– И всё-таки… Я тоже буду думать вместе с тобой. И, Милдрет… —Грегори коснулся пальцами краешка её губ. – Не смей думать об этой ерунде, – он кивнул на окно. – Ты должна вернуться ко мне живой. Это приказ.
Не дожидаясь ответа, он коснулся губ Милдрет своими губами и, не встретив сопротивления, проник внутрь. Милдрет прогнулась, прижимаясь к нему, насыщаясь спокойствием и уверенностью, которые наполняли тело господина.
– Я тебя люблю, – сказала она и улыбнулась краешком губ, когда закончился поцелуй.
– Я тоже тебя люблю. Уходи. Пока не настал рассвет.
Милдрет не было три дня и три ночи, и за эти три дня и три ночи в замке произошло немало перемен.
Наутро сэр Артур явился к Грегори и приветствовал его поклоном, но лицо его было холодно, как лёд на вершинах гор.
– Есть ли смысл менять стражу, – спросил он, когда Грегори завёл об этом разговор. – Если вы с Генрихом теперь суть одно?
Грегори поджал губы. Ему не нравилось, в какую сторону сворачивает разговор.
– Я сам решу, с кем мне быть единым целым, – сказал он. – Если ты верен мне – то выполнишь приказ. И сверх приказа выяснишь, чьё письмо я видел у Генриха на столе. Может, это твой мальчишка научился читать? Или кто-то ещё?

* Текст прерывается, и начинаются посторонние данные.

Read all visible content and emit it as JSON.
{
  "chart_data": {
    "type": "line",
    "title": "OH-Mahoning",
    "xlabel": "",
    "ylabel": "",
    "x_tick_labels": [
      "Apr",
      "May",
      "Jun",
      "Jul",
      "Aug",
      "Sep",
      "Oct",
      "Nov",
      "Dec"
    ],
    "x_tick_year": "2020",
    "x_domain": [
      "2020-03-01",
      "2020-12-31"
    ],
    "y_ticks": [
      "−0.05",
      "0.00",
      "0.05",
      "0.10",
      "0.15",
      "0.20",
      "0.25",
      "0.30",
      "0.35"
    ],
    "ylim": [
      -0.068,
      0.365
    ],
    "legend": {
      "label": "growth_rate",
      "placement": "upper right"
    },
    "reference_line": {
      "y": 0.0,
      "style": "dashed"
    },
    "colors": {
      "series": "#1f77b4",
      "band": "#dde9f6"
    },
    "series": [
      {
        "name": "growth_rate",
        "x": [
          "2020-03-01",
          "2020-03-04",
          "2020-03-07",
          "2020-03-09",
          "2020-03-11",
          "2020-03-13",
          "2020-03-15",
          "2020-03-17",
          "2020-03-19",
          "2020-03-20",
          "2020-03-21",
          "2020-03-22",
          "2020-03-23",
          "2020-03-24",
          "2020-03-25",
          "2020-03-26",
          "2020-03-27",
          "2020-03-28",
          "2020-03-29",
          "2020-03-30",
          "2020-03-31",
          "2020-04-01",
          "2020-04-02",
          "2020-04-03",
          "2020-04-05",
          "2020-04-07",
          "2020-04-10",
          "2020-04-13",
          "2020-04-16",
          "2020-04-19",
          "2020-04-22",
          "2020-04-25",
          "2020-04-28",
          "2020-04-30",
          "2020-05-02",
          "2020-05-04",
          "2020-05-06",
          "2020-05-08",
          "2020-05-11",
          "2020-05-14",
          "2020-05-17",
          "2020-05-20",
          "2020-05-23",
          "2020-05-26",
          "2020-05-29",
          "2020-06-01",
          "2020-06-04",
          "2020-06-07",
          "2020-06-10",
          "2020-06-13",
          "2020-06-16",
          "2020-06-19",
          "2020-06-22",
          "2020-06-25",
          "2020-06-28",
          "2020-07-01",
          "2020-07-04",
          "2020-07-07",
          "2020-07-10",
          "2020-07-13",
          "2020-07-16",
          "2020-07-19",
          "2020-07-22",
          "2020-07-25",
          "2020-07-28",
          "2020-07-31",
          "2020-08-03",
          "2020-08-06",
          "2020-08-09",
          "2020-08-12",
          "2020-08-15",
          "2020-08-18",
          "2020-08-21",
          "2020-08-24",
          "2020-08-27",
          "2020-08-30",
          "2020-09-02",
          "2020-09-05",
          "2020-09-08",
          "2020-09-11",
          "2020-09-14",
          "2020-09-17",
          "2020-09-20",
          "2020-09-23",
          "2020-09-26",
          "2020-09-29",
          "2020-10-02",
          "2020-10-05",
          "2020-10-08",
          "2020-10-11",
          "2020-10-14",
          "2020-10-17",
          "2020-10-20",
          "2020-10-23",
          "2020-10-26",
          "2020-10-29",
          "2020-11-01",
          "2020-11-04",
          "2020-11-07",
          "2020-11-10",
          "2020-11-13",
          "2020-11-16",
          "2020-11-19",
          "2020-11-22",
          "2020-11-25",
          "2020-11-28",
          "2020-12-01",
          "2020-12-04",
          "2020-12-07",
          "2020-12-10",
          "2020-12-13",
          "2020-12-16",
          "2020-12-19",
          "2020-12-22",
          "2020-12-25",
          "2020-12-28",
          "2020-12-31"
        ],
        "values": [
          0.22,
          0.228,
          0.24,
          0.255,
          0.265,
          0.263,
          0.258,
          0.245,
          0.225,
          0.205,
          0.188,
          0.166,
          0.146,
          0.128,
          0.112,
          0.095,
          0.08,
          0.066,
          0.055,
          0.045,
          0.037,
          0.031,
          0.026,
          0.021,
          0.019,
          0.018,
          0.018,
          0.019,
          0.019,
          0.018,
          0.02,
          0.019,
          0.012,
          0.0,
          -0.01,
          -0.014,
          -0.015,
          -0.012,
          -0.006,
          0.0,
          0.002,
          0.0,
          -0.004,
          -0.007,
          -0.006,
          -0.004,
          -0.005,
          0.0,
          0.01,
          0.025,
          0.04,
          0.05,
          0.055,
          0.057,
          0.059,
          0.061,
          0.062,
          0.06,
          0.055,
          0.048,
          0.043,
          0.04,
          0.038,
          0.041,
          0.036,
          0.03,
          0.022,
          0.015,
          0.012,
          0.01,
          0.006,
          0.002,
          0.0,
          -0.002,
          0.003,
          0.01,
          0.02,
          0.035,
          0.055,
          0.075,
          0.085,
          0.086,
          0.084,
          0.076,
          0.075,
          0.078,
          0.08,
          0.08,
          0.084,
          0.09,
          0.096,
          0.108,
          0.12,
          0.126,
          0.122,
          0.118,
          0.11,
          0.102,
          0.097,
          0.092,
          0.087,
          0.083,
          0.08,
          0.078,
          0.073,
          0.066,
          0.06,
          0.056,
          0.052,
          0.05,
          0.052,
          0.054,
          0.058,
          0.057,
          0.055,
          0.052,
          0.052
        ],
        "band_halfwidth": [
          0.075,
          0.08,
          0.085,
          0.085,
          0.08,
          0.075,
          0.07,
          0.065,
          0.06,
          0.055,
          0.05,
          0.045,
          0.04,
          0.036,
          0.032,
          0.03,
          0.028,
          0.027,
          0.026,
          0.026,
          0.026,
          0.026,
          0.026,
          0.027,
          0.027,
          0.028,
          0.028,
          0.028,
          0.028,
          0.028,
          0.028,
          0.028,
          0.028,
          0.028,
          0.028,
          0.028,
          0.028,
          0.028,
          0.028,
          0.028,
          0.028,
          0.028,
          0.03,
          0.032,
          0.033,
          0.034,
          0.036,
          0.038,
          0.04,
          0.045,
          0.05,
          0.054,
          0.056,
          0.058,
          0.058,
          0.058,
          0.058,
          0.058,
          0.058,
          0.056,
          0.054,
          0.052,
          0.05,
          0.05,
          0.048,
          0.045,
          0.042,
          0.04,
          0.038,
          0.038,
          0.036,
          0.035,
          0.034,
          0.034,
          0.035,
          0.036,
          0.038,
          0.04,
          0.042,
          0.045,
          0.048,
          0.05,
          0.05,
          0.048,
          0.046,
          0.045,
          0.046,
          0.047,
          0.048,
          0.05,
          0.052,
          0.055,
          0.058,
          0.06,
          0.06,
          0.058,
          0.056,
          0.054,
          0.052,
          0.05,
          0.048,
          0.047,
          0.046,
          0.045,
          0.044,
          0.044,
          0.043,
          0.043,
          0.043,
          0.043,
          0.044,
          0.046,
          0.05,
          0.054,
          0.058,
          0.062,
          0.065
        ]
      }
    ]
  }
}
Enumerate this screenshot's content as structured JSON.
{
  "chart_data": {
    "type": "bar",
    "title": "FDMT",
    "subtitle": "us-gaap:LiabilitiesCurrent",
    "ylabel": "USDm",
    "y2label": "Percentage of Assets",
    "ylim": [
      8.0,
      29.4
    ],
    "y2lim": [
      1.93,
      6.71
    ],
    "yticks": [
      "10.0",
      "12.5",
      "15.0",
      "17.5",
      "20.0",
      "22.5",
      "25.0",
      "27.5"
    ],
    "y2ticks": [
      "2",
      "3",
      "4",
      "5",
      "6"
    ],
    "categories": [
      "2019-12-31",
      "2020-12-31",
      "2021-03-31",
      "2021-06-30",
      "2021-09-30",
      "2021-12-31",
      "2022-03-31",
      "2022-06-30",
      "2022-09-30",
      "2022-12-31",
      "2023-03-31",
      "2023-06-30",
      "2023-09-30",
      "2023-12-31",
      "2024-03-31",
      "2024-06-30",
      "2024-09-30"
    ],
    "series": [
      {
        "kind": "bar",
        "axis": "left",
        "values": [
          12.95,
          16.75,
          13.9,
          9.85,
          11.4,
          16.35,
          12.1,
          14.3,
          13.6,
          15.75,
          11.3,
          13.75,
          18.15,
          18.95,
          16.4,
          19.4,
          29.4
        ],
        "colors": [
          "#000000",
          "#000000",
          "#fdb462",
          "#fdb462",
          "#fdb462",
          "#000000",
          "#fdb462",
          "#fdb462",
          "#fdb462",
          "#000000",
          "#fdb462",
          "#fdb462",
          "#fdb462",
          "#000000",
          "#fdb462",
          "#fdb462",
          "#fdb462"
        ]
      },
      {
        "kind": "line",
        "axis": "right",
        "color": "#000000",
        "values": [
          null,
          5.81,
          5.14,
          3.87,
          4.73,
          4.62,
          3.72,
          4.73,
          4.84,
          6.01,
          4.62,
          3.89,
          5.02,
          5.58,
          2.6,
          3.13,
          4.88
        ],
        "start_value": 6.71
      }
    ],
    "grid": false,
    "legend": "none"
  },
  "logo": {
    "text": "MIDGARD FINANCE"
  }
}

Артур какое-то время молча смотрел на него.
– Вы хотите сказать… – произнёс он наконец.
– Я уже боюсь что-либо говорить в этом замке вслух или даже писать.
Артур кивнул.
– Я вас понял, – мрачно произнёс он. – Но мои люди – воины. Они не так искусны в сыске, как нужно нам сейчас.
– Надеюсь, есть ещё что-то, что нужно «нам», а не каждому из нас.
Грегори внимательно смотрел на гостя несколько секунд, а затем вздохнул и сказал:
– Иди. Выбери тех людей, кому не страшен гнев Генриха, потому что я собираюсь часто нарушать его запреты. Точнее, – он хохотнул без всякой радости, – я вообще не собираюсь более их соблюдать.
Впрочем, особого желания покидать башню у Грегори не возникло. Замок, в котором он прожил большую часть жизни, казался ему сейчас чужим. Никому, кроме Милдрет, он не мог здесь доверять, а Милдрет не было рядом, и без неё любые прогулки теряли смысл.
Стояла к тому же глубокая осень, и погода становилась хуже с каждым днём, так что единственный раз, когда он покинул покои, Грегори сделал это, чтобы потребовать на кухне побольше дров.
Вечером третьего дня в двери башни постучалась Ласе – злая как фурия, так что Грегори едва её узнал.